Avery would work on something that would follow scientists for decades, first from frustration and then open the door to the world, even now. Lewis would work, but his work would lead to tragedy for him and his family. Park and Williams would lead others down the road to discovery.
On January 1, 1918, Tammany Hall was now in control of New York City, similar to what we discussed happening in the City of Brotherly Love, Philadelphia.
Before January 1st of that year, the department of health was run by Herman Biggs, his career would end the first of the year, in 1918. Biggs is considered a pioneer in the field who built the department from the ground up.
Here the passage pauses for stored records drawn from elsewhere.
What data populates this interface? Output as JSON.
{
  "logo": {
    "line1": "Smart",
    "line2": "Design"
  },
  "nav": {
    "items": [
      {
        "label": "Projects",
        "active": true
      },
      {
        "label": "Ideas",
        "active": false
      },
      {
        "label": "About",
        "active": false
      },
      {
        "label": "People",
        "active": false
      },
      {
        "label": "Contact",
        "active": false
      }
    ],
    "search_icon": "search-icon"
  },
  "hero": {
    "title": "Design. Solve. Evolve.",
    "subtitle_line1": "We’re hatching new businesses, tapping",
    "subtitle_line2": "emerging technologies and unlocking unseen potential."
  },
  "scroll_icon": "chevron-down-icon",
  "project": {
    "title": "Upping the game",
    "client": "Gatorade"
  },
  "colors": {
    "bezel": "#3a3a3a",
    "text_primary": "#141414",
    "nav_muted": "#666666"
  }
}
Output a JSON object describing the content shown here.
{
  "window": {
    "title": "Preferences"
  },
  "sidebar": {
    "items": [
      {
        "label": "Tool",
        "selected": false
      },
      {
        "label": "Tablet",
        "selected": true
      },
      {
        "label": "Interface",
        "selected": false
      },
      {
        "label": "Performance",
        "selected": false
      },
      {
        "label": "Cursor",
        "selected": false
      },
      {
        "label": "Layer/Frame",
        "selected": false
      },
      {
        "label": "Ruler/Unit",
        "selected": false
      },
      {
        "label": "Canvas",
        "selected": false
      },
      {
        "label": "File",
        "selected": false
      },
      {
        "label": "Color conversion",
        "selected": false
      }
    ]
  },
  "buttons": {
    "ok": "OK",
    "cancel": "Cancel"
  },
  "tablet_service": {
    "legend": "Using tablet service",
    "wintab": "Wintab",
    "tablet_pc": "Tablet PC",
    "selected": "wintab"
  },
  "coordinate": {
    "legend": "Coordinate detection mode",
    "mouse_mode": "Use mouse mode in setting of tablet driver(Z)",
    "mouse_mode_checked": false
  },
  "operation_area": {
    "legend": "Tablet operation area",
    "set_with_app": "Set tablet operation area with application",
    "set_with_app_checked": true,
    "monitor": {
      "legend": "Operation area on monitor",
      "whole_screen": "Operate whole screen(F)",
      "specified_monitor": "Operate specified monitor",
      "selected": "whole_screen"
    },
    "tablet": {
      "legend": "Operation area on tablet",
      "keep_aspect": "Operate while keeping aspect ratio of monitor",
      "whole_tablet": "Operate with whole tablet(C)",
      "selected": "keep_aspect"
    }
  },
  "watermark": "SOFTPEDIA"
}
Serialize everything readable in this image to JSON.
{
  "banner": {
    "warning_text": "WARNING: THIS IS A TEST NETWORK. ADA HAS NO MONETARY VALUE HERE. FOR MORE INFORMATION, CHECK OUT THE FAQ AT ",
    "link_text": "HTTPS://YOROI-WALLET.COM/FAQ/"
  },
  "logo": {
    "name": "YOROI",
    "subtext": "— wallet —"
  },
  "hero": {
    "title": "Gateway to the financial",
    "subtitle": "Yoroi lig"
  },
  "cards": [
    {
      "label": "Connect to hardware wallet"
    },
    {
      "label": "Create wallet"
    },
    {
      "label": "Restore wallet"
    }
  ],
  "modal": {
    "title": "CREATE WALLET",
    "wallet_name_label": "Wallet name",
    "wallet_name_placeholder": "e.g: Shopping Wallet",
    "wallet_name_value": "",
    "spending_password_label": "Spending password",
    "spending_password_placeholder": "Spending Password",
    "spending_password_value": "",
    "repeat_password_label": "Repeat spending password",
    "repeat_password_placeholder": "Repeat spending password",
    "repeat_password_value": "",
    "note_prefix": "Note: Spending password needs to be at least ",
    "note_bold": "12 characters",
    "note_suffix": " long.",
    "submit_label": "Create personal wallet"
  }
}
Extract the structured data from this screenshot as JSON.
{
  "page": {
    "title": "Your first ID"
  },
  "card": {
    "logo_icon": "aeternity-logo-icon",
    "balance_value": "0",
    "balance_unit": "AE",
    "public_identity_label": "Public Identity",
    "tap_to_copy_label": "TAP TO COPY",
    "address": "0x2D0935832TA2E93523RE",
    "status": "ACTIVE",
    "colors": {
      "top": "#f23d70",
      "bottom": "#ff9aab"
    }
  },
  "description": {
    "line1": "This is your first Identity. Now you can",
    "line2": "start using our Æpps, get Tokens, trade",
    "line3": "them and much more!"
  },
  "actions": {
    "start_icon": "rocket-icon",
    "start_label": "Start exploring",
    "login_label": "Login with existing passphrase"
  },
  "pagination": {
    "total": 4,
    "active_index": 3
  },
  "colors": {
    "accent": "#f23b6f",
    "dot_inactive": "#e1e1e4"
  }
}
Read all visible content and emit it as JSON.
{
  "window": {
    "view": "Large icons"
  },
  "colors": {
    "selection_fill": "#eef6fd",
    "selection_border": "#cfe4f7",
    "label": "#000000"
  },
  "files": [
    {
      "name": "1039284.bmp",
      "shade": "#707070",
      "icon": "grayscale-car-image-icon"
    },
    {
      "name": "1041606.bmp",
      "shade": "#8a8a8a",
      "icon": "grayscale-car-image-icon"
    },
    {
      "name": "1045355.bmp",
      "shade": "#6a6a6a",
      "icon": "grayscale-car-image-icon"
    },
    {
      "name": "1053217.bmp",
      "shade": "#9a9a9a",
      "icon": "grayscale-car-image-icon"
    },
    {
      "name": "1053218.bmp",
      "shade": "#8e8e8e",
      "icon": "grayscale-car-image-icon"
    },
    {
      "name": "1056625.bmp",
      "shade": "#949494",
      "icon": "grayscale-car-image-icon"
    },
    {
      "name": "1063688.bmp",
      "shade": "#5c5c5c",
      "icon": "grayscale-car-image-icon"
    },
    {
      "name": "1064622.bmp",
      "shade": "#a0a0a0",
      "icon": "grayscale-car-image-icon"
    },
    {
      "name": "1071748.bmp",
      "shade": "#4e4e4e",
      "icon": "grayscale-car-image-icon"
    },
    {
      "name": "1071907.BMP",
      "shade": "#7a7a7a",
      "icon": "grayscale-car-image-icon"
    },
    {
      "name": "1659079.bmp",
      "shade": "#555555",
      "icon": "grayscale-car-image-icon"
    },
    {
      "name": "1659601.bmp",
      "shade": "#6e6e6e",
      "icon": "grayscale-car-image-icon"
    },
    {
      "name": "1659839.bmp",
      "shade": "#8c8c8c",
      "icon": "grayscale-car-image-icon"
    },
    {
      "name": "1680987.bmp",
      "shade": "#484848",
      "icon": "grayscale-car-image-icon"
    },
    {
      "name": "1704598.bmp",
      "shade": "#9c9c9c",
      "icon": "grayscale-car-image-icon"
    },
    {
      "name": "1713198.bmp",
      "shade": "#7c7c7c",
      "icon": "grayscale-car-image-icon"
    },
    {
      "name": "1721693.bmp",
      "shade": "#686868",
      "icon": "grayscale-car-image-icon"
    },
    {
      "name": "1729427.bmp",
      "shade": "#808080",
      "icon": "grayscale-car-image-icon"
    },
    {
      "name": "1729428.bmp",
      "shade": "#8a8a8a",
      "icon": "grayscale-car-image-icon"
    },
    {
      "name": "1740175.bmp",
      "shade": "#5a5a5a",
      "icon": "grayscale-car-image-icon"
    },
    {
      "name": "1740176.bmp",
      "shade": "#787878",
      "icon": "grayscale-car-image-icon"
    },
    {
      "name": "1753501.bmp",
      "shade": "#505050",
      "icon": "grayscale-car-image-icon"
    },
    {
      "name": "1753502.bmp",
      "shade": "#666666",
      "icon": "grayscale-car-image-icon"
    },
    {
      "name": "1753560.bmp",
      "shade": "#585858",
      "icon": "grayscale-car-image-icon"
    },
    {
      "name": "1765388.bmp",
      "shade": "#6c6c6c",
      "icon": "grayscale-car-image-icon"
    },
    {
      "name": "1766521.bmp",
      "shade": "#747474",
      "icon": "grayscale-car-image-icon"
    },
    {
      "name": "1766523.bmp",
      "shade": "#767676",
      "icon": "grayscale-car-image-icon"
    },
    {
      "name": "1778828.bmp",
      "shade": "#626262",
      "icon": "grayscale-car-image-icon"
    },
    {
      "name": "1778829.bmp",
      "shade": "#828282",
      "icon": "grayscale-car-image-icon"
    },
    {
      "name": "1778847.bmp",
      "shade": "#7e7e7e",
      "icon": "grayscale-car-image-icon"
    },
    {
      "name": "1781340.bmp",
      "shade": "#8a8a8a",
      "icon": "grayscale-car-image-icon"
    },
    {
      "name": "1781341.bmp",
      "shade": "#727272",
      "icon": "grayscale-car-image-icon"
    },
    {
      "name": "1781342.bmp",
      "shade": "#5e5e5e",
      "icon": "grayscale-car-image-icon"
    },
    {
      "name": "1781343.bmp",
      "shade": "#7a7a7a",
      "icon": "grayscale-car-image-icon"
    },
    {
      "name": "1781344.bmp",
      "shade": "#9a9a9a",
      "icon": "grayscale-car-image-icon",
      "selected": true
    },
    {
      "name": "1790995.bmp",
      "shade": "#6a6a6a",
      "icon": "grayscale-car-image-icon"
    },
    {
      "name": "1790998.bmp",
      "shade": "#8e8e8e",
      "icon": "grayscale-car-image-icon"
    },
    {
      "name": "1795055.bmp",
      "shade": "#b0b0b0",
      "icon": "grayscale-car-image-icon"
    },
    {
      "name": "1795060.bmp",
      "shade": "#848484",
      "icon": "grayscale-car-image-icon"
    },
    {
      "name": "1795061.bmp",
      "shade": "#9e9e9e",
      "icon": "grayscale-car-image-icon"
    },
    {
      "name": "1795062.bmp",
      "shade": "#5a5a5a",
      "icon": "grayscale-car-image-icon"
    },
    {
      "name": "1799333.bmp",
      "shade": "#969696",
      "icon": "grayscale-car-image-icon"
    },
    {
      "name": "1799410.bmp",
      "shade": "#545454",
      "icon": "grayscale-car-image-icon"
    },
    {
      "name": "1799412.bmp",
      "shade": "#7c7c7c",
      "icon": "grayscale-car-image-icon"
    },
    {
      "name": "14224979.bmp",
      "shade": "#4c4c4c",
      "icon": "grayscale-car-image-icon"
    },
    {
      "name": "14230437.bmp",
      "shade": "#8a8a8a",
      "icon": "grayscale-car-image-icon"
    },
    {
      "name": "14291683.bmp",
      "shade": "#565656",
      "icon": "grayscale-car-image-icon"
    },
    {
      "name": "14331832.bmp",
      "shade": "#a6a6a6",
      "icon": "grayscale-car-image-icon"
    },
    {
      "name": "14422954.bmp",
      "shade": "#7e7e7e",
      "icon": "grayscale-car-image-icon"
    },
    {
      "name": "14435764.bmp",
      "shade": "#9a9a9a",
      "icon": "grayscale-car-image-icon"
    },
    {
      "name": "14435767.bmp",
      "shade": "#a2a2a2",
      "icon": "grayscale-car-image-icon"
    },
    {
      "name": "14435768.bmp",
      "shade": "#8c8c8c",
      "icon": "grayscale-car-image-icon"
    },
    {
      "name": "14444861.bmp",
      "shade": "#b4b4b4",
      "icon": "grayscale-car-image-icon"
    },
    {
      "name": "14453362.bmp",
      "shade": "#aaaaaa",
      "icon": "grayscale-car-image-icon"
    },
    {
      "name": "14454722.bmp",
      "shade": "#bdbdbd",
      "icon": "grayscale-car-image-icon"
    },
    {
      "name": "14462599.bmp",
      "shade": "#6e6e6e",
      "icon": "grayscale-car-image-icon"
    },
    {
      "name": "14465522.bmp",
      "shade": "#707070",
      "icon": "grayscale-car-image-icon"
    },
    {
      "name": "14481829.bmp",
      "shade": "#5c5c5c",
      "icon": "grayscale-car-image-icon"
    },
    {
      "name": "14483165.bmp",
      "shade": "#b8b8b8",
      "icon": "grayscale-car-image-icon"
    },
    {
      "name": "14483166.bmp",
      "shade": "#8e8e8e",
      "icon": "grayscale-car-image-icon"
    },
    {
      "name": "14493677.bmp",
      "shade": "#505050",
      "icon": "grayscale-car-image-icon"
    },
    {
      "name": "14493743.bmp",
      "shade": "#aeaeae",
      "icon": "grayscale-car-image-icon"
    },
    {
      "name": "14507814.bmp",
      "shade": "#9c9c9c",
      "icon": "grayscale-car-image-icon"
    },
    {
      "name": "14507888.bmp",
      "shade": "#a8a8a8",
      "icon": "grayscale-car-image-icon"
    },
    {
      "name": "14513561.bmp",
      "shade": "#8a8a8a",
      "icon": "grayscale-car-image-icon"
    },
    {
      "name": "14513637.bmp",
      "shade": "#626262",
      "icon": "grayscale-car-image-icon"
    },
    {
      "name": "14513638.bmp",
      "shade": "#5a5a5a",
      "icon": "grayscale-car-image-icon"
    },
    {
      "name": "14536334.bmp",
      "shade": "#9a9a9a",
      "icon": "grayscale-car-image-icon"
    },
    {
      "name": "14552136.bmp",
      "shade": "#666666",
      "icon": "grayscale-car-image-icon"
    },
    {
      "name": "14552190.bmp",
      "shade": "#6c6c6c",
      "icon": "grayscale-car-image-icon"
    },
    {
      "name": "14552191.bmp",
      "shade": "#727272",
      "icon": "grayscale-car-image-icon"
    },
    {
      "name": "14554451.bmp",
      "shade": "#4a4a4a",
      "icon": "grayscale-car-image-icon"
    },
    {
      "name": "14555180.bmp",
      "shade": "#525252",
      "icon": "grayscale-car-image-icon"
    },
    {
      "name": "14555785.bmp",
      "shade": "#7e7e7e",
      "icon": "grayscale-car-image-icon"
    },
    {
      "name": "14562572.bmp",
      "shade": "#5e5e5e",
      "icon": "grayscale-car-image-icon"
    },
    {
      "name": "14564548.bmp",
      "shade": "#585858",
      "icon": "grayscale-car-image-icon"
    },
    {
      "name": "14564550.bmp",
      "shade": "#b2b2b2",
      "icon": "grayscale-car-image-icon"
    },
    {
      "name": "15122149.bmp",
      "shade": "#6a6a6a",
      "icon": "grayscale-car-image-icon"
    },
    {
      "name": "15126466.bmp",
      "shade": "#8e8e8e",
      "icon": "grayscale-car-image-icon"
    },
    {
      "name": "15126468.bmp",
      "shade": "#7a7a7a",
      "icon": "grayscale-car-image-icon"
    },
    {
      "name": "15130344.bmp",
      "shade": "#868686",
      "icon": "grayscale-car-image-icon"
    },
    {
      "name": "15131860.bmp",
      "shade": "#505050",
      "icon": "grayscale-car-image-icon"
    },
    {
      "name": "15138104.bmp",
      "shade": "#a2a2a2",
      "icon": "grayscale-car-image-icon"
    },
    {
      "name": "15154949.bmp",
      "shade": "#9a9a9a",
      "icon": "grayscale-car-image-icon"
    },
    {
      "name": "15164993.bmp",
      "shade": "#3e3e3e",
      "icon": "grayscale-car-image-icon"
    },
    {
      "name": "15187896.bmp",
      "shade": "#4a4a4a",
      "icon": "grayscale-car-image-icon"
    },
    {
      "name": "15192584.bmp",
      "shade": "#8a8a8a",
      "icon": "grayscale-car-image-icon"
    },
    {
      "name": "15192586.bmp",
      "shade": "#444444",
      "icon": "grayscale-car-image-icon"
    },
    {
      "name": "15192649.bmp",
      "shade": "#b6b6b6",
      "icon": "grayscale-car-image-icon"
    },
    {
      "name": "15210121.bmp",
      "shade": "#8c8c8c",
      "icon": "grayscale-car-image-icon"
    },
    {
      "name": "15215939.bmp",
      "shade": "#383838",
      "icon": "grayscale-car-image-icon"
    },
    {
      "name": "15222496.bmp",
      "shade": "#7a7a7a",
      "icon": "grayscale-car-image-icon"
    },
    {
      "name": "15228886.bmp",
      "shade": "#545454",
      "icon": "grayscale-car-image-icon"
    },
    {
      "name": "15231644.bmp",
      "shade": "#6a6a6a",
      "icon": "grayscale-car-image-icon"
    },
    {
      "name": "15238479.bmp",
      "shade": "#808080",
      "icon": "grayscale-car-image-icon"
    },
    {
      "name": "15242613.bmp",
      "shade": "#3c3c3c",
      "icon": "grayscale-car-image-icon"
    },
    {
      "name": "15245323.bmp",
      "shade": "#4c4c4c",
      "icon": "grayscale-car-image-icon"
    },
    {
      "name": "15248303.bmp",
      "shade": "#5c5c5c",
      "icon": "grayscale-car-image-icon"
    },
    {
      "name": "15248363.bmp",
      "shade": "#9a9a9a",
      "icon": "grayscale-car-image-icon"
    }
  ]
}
Herman Biggs would leave the department when Tammany Hall cleaned house, and a new department head named Royal Copeland took over; a favor.
Copeland, a homeopathic, never claimed to be a doctor. Copeland had his own ambitions, it did not concern public health, and all he wanted to do is climb the ladder regarding politics, so the people trusted this person with their life.
Things changed rather quickly in the big city. Copeland had the opportunity to run for a United States Senate seat and left the department of health. The big city looked toward Park, who ran the cities lab for thirteen years; he remained clear from politics.
At the time, Parks was “typing” pneumonia so labs would give the correct treatment quickly. This “typing” came about when Avery and Cole, from Rockefeller Institute, found a serum against type one and two of pneumonia. Park had to keep the department of health in NYC sound, so with Biggs gone, he kept up his work and practically ran the department.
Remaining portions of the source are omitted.